Dans les salles de l'hôtel des commissaires-priseurs, l'erreur et la fraude sont continuellement suspendues sur la tête du malheureux acheteur qui s'y hasarde sans s'être muni d'armes suffisamment défensives. A la Maison Silvestre l'erreur est rare et la fraude presque impraticable. Pourquoi ? Parce que entre l'amateur de livres et l'amateur de tableaux il y a un abîme. Tandis que celui-ci tend complaisamment son porte-monnaie à tous les industriels en quête de pigeons, et qu'il se livre pieds et poings liés à toutes les fantaisies d'un expert souvent , aussi ignorant que lui, l'autre le bibliophile, sait ce qu'il fait, où il va et ce qu'il achète.

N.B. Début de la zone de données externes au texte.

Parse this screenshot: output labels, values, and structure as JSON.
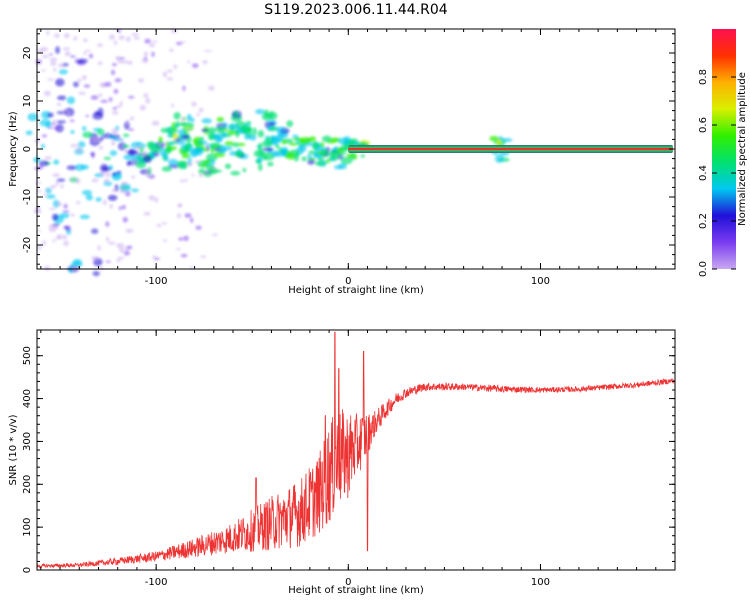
{
  "title": "S119.2023.006.11.44.R04",
  "colors": {
    "snr_line": "#ee3333",
    "carrier_band": "#2e7d74",
    "carrier_core": "#e8322b",
    "colorbar_stops": [
      "#c8a8f0",
      "#7a3cf0",
      "#2010d8",
      "#00c8f0",
      "#00e070",
      "#30f000",
      "#d8f000",
      "#ffb000",
      "#ff3000",
      "#ff1050"
    ]
  },
  "chart_data": [
    {
      "type": "heatmap",
      "name": "spectrogram",
      "xlabel": "Height of straight line (km)",
      "ylabel": "Frequency (Hz)",
      "xlim": [
        -162,
        170
      ],
      "ylim": [
        -25,
        25
      ],
      "x_ticks": [
        -100,
        0,
        100
      ],
      "y_ticks": [
        -20,
        -10,
        0,
        10,
        20
      ],
      "colorbar": {
        "label": "Normalized spectral amplitude",
        "range": [
          0,
          1
        ],
        "ticks": [
          "0.0",
          "0.2",
          "0.4",
          "0.6",
          "0.8"
        ]
      },
      "carrier": {
        "frequency_hz": 0,
        "x_start_km": 0,
        "x_end_km": 170,
        "amplitude": 0.85
      },
      "blobs": [
        {
          "x": -160,
          "y": 3,
          "a": 0.35
        },
        {
          "x": -155,
          "y": -4,
          "a": 0.38
        },
        {
          "x": -150,
          "y": 10,
          "a": 0.32
        },
        {
          "x": -148,
          "y": -12,
          "a": 0.35
        },
        {
          "x": -145,
          "y": 16,
          "a": 0.32
        },
        {
          "x": -140,
          "y": -1,
          "a": 0.4
        },
        {
          "x": -138,
          "y": -20,
          "a": 0.35
        },
        {
          "x": -135,
          "y": 4,
          "a": 0.38
        },
        {
          "x": -130,
          "y": -8,
          "a": 0.35
        },
        {
          "x": -128,
          "y": -2,
          "a": 0.38
        },
        {
          "x": -125,
          "y": -3,
          "a": 0.36
        },
        {
          "x": -120,
          "y": 1,
          "a": 0.38
        },
        {
          "x": -115,
          "y": -4,
          "a": 0.4
        },
        {
          "x": -110,
          "y": -1,
          "a": 0.42
        },
        {
          "x": -105,
          "y": -3,
          "a": 0.45
        },
        {
          "x": -100,
          "y": 0,
          "a": 0.45
        },
        {
          "x": -95,
          "y": 2,
          "a": 0.55
        },
        {
          "x": -90,
          "y": -2,
          "a": 0.48
        },
        {
          "x": -88,
          "y": 3,
          "a": 0.62
        },
        {
          "x": -85,
          "y": 5,
          "a": 0.55
        },
        {
          "x": -82,
          "y": 1,
          "a": 0.5
        },
        {
          "x": -80,
          "y": -1,
          "a": 0.58
        },
        {
          "x": -75,
          "y": 2,
          "a": 0.6
        },
        {
          "x": -72,
          "y": -4,
          "a": 0.55
        },
        {
          "x": -70,
          "y": 4,
          "a": 0.5
        },
        {
          "x": -65,
          "y": 1,
          "a": 0.52
        },
        {
          "x": -60,
          "y": 3,
          "a": 0.55
        },
        {
          "x": -58,
          "y": -3,
          "a": 0.45
        },
        {
          "x": -55,
          "y": 5,
          "a": 0.5
        },
        {
          "x": -50,
          "y": 2,
          "a": 0.45
        },
        {
          "x": -45,
          "y": -2,
          "a": 0.45
        },
        {
          "x": -42,
          "y": 6,
          "a": 0.42
        },
        {
          "x": -40,
          "y": 0,
          "a": 0.45
        },
        {
          "x": -35,
          "y": 3,
          "a": 0.45
        },
        {
          "x": -30,
          "y": 1,
          "a": 0.5
        },
        {
          "x": -25,
          "y": 0,
          "a": 0.55
        },
        {
          "x": -20,
          "y": 0,
          "a": 0.55
        },
        {
          "x": -15,
          "y": -1,
          "a": 0.5
        },
        {
          "x": -10,
          "y": 0,
          "a": 0.55
        },
        {
          "x": -5,
          "y": -2,
          "a": 0.45
        },
        {
          "x": 0,
          "y": 0,
          "a": 0.55
        },
        {
          "x": 5,
          "y": 0,
          "a": 0.6
        },
        {
          "x": 78,
          "y": 0,
          "a": 0.6
        }
      ]
    },
    {
      "type": "line",
      "name": "snr",
      "xlabel": "Height of straight line (km)",
      "ylabel": "SNR (10 * v/v)",
      "xlim": [
        -162,
        170
      ],
      "ylim": [
        0,
        560
      ],
      "x_ticks": [
        -100,
        0,
        100
      ],
      "y_ticks": [
        0,
        100,
        200,
        300,
        400,
        500
      ],
      "envelope": {
        "x": [
          -162,
          -140,
          -120,
          -100,
          -80,
          -60,
          -40,
          -25,
          -15,
          -10,
          -5,
          0,
          5,
          8,
          10,
          12,
          15,
          20,
          25,
          30,
          40,
          60,
          80,
          100,
          120,
          150,
          170
        ],
        "mean": [
          8,
          10,
          18,
          28,
          45,
          65,
          90,
          110,
          150,
          190,
          220,
          240,
          270,
          290,
          300,
          320,
          340,
          370,
          395,
          410,
          425,
          425,
          420,
          418,
          420,
          430,
          440
        ],
        "spread": [
          5,
          6,
          10,
          15,
          28,
          45,
          80,
          100,
          120,
          150,
          150,
          130,
          90,
          80,
          70,
          45,
          35,
          25,
          18,
          15,
          12,
          10,
          10,
          8,
          8,
          8,
          8
        ]
      },
      "spikes": [
        {
          "x": -7,
          "y": 555
        },
        {
          "x": -5,
          "y": 470
        },
        {
          "x": 8,
          "y": 510
        },
        {
          "x": 10,
          "y": 45
        },
        {
          "x": -12,
          "y": 360
        },
        {
          "x": -48,
          "y": 215
        }
      ]
    }
  ]
}
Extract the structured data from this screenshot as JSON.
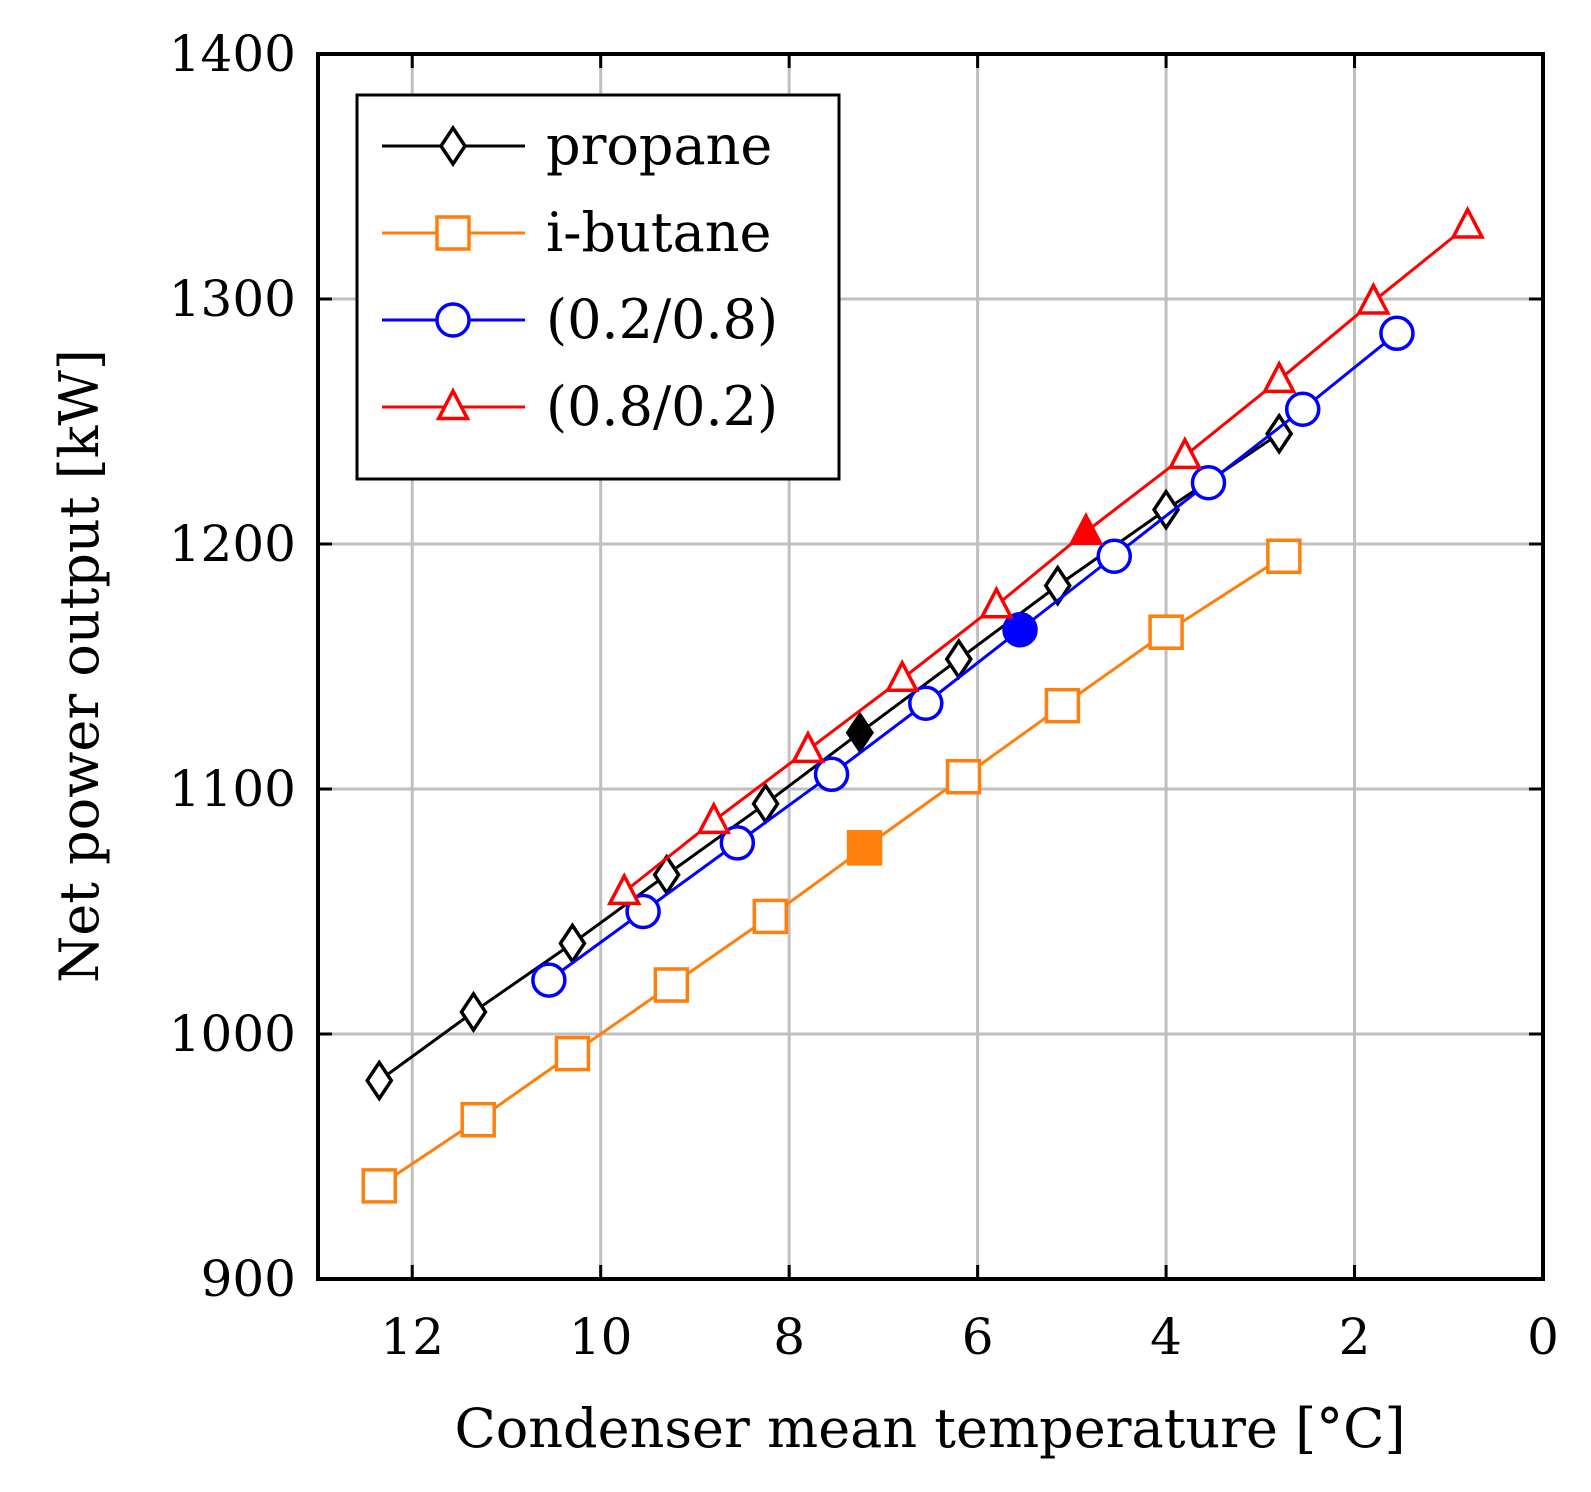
{
  "chart_data": {
    "type": "line",
    "title": "",
    "xlabel": "Condenser mean temperature [°C]",
    "ylabel": "Net power output [kW]",
    "xlim": [
      13,
      0
    ],
    "ylim": [
      900,
      1400
    ],
    "x_reversed": true,
    "grid": true,
    "legend_position": "top-left",
    "x_ticks": [
      12,
      10,
      8,
      6,
      4,
      2,
      0
    ],
    "y_ticks": [
      900,
      1000,
      1100,
      1200,
      1300,
      1400
    ],
    "series": [
      {
        "name": "propane",
        "color": "#000000",
        "marker": "diamond",
        "x": [
          12.35,
          11.35,
          10.3,
          9.3,
          8.25,
          7.25,
          6.2,
          5.15,
          4.0,
          2.8
        ],
        "y": [
          981,
          1009,
          1037,
          1065,
          1094,
          1123,
          1153,
          1183,
          1214,
          1245
        ],
        "highlight_index": 5
      },
      {
        "name": "i-butane",
        "color": "#ff7f0e",
        "marker": "square",
        "x": [
          12.35,
          11.3,
          10.3,
          9.25,
          8.2,
          7.2,
          6.15,
          5.1,
          4.0,
          2.75
        ],
        "y": [
          938,
          965,
          992,
          1020,
          1048,
          1076,
          1105,
          1134,
          1164,
          1195
        ],
        "highlight_index": 5
      },
      {
        "name": "(0.2/0.8)",
        "color": "#0000ff",
        "marker": "circle",
        "x": [
          10.55,
          9.55,
          8.55,
          7.55,
          6.55,
          5.55,
          4.55,
          3.55,
          2.55,
          1.55
        ],
        "y": [
          1022,
          1050,
          1078,
          1106,
          1135,
          1165,
          1195,
          1225,
          1255,
          1286
        ],
        "highlight_index": 5
      },
      {
        "name": "(0.8/0.2)",
        "color": "#ff0000",
        "marker": "triangle",
        "x": [
          9.75,
          8.8,
          7.8,
          6.8,
          5.8,
          4.85,
          3.8,
          2.8,
          1.8,
          0.8
        ],
        "y": [
          1058,
          1087,
          1116,
          1145,
          1175,
          1205,
          1236,
          1267,
          1299,
          1330
        ],
        "highlight_index": 5
      }
    ]
  }
}
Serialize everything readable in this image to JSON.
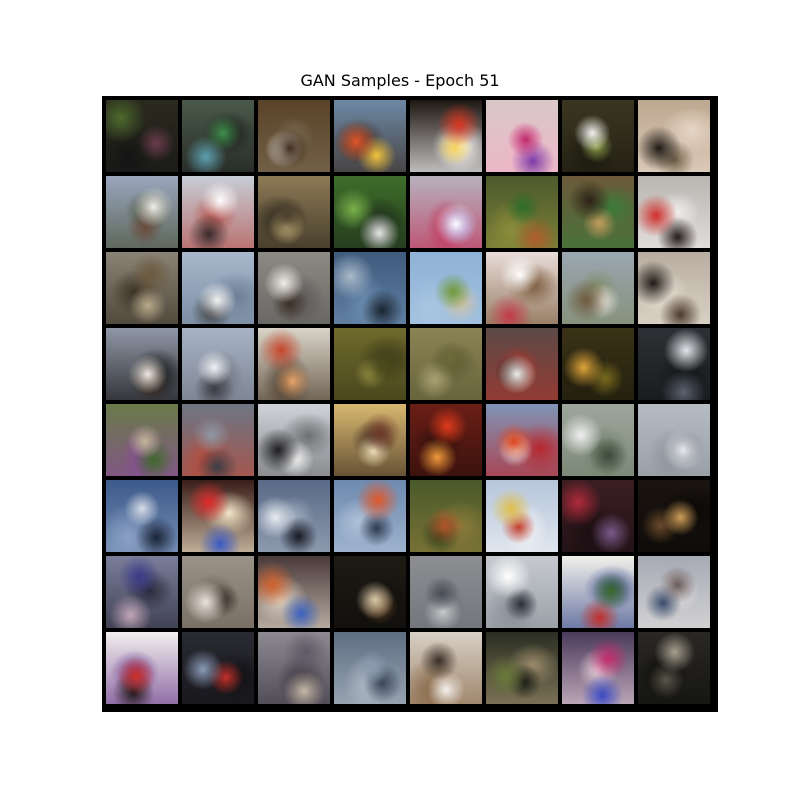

A l'hôtel Drouot, les clients forment une cohue ; à la maison Silvestre, ils composent un public. L'amateur de tableaux est un rêveur, l'amateur de livres est un savant. Il n'y a pas un acheteur de la société habituelle de la maison de la rue des Bons-Enfants qui n'en sache autant, et plus, que l'expert chargé de lui présenter l'objet à vendre. Une faute y est aussitôt rectifiée que commise. Un Titien peut être de tout le monde, un Elzévir est d'Elzévir, non d'un autre.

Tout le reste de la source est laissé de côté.